Gesundheit : Hochschulfusion: Zusammenschluss Fachhochschule und Universität im Norden geplant

Fachhochschule und Universität zu einer Hochschule vereint? Das gilt in Deutschland bisher als Tabu. In Mecklenburg-Vorpommern sind sich zwei Rektoren dennoch einig, dieses Wagnis zu versuchen und die Universität Greifswald und die Fachhochschule Stralsund zur "Reformuniversität Greifswald-Stralsund" zusammenzuführen. Davon wollen die Rektoren Hans-Robert Metelmann und Ulrich Schempp ihre Hochschulgremien überzeugen, wie sie einem gemeinsamen "Letter of Intent" versichern.

Den Anstoss für das mutige Unternehmen gab einmal mehr die Finanznot. "Wählen Sie zwischen partieller Schließung, Verhungern durch Haushaltsdeckelung, Rückbau zu einer billigen Akademie" waren die Alternativen, vor die sich die beiden Rektoren gestellt sahen. Bis zum Jahr 2006 habe das Land seinen Hochschuletat "gedeckelt", das heißt keine Zuwächse vorgesehen. Auch tariflich vereinbarte Gehaltssteigerungen müssten dann aus dem Etat durch Stellenabbau oder aus den Forschungsmitteln erbracht werden. Voraussetzung für die Fusion ist nun, dass das Landesparlament die Deckelung aufhebt - zumindest für die Umstellungsphase.
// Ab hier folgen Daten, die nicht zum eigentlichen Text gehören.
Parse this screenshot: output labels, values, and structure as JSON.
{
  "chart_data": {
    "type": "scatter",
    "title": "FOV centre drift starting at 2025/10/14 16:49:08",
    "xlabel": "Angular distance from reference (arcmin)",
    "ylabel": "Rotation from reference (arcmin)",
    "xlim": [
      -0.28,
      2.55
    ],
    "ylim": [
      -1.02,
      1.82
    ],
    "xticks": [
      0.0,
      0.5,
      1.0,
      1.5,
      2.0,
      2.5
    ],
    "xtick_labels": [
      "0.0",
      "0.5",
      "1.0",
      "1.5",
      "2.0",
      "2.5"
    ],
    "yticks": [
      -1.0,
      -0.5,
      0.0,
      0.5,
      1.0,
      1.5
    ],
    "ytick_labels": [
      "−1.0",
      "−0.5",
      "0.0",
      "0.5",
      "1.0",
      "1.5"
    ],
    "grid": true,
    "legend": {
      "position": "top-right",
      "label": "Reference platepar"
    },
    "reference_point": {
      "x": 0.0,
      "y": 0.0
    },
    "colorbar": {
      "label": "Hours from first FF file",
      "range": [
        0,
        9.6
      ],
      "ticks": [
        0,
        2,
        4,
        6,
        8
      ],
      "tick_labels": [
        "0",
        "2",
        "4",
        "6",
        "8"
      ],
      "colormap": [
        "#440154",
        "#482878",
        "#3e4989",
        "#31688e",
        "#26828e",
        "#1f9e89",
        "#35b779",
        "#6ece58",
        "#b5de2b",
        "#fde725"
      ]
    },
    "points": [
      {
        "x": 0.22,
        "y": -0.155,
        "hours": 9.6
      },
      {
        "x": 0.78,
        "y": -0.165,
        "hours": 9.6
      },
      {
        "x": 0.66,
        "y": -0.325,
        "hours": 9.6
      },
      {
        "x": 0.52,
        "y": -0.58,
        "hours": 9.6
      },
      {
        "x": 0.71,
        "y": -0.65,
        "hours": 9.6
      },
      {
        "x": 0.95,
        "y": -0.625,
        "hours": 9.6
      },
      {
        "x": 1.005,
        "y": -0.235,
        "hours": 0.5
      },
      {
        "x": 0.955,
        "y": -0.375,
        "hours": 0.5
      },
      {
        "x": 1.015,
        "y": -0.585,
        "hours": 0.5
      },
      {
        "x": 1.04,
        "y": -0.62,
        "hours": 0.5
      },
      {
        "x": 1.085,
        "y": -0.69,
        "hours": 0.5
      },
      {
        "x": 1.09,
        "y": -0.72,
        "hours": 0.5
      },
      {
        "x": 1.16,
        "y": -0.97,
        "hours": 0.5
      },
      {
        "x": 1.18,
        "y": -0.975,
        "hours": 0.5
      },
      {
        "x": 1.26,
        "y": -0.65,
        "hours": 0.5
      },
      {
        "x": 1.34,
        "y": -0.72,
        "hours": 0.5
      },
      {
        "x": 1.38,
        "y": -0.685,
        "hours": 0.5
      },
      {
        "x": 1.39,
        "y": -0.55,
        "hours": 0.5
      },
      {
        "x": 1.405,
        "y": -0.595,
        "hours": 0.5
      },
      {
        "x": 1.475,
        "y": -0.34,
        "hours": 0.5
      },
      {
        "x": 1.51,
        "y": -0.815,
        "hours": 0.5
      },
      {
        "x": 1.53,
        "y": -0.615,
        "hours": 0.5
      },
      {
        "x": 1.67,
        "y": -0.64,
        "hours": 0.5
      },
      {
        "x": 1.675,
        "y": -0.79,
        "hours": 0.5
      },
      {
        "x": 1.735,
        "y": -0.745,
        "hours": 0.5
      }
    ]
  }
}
Am Ende sollen bei einer Fusion "mehr und stärkere Fächer" entstehen - mit sich ergänzenden Schwerpunkten, sagte Rektor Metelmann. Motto: "Verzahnung statt Verschmelzung". "Wir könnten so Existenzgründer besser unterstützen und mehr gestufte Studiengänge anbieten." Am Ende der "sicherlich langen Diskussion" solle die Entscheidung stehen, ob die wissenschaftlichen Aufgaben besser in einer gemeinsamen Reformuniversität Greifswald-Stralsund erfüllt werden können. Die Landesregierung habe bereits sehr positiv auf die Fusionspläne reagiert, berichtete Metelmann. Zu den zahlreichen Problemen bei der Entscheidung gehört das unterschiedliche Besoldungsgefüge. Auch liegen Greifswald und Stralsund rund 35 Kilometer auseinander.